Cartridge of the Year

Earlier this year I found that I needed a new cartridge because the styli on my usual Zu Audio DL-103 and Unison Research UN1 cartridges were getting a little long in the tooth. I could have sent them both in for re-tipping, but I had an upcoming trade show and I couldn't spare the month or two it usually takes for a decent factory re-tip. Besides, I wanted a very, very serious low-output moving coil to mate well with my very, very serious PureAudio Vinyl phono preamplifier. The Vinyl doesn't like high-output carts like the UN1--kinda noisy--but it really sounded nice with the DL-103 despite the relatively worn tip.

That realization made me investigate the original Denon DL-103, the legendary low-output cartridge that has been modded by the likes of Zu Audio, Soundsmith and more.

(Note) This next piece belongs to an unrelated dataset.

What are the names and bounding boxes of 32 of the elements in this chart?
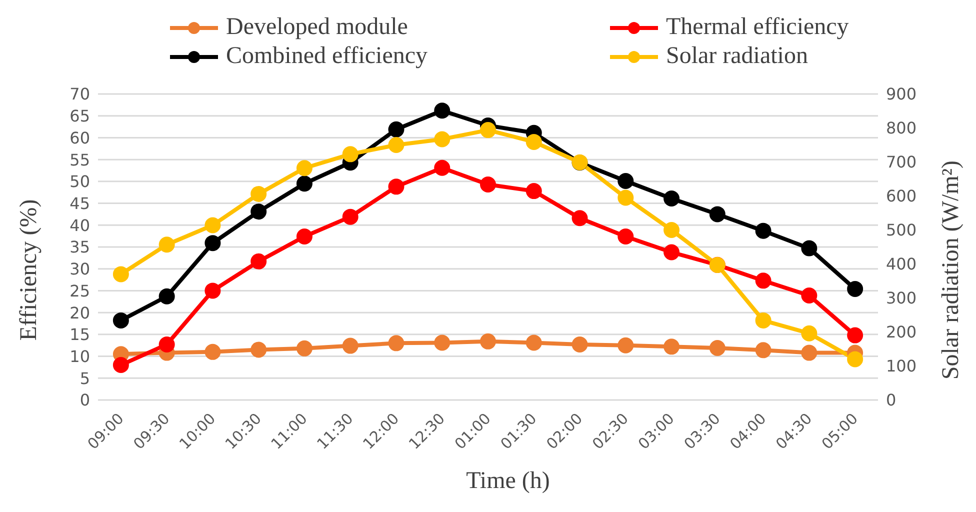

While those modifications turn the somewhat modest DL-103 into a super-cartridge for a relatively reasonable amount of money, the original DL-103 offers an amazing level of performance for an MSRP of only $229 (the $379 Denon DL-103R is an updated version of the 103, but many people prefer the older version for a number of reasons).

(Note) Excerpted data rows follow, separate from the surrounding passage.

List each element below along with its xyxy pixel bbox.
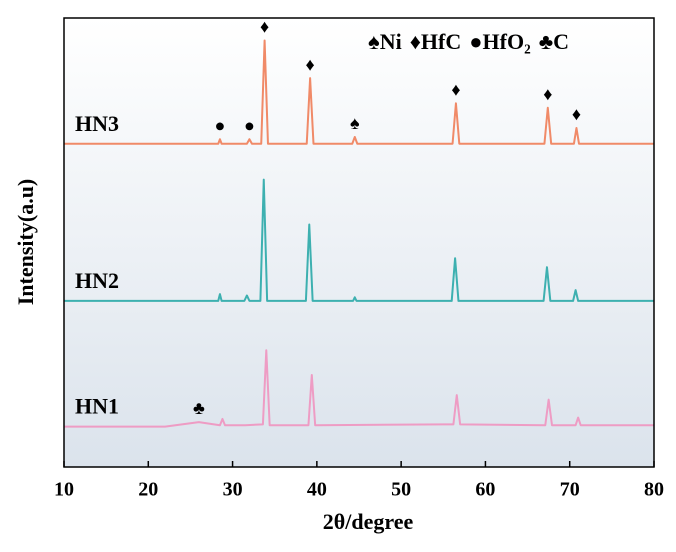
spectrum-line (64, 39, 654, 145)
plot-area (64, 18, 654, 467)
x-tick-label: 20 (138, 479, 158, 501)
x-tick-label: 30 (223, 479, 243, 501)
peak-marker: ♦ (260, 17, 269, 37)
peak-marker: ♦ (451, 79, 460, 99)
y-axis-label: Intensity(a.u) (13, 179, 38, 306)
peak-marker: ♦ (306, 54, 315, 74)
peak-marker: ● (244, 115, 255, 135)
legend-entry: ●HfO₂ (469, 29, 531, 54)
peak-marker: ♠ (350, 113, 360, 133)
legend-entry: ♣C (539, 29, 569, 54)
series-label: HN2 (75, 268, 119, 293)
peak-marker: ♦ (572, 104, 581, 124)
plot-frame (63, 17, 655, 468)
x-tick-label: 50 (391, 479, 411, 501)
spectrum-line (64, 349, 654, 428)
legend-entry: ♦HfC (410, 29, 462, 54)
x-tick-label: 70 (560, 479, 580, 501)
x-tick-label: 10 (54, 479, 74, 501)
x-tick-label: 80 (644, 479, 664, 501)
x-tick-label: 60 (475, 479, 495, 501)
series-label: HN1 (75, 394, 119, 419)
spectrum-line (64, 178, 654, 302)
peak-marker: ♦ (543, 84, 552, 104)
peak-marker: ♣ (193, 398, 205, 418)
series-label: HN3 (75, 111, 119, 136)
x-tick-label: 40 (307, 479, 327, 501)
peak-marker: ● (214, 115, 225, 135)
x-axis-label: 2θ/degree (323, 509, 414, 534)
legend-entry: ♠Ni (368, 29, 402, 54)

I wound up borrowing the $2500 Transfiguration Axia from Dan Muzquiz of Blackbird Audio Gallery in San Diego--and quite honestly, I believe that's the cartridge for me--it's nice to know that I can spend just $229 and get one hell of a cart, one that's been around for almost as long as I have.

Turntable of the Year

You probably already know about VPI, one of the leading turntable manufacturers in the world. Founded by a visionary designer, Harry Weisfeld, VPI is now being run by Harry's young son Mat, and the new prez has a very definite vision for keeping vinyl as a viable format choice for his generation. One of the first new products released under Mat's watch was the excellent $1300 Traveler, which definitely fired a warning shot over Rega's bow. Then, just a little bit later, Mat announced the release of the $995 Nomad. I said to myself at the time, "Why do you need a $1000 ‘table when you already have an excellent $1300 one? Aren't you crowding the field a little bit?"

Then I took a closer look at the Nomad. This well-made, nicely-finished $1000 ‘table also includes the tonearm. And the cartridge. And, most notably, a very nice little phono stage! It's a complete plug-and-play package for crazy cheap. I've heard the Nomad a couple of times now and each time I think, "It's doing everything right. I can't criticize or complain about this sound at all!" The VPI Nomad is now the standard-bearer for all $1000 vinyl rigs. Nice work, Mat!

That's it for this year. I don't have any real goals for 2015 other than listening to music, and sharing excellent sound with as many people as possible. I'm doing my best to "get it," and I hope it's contagious. See you at the record store.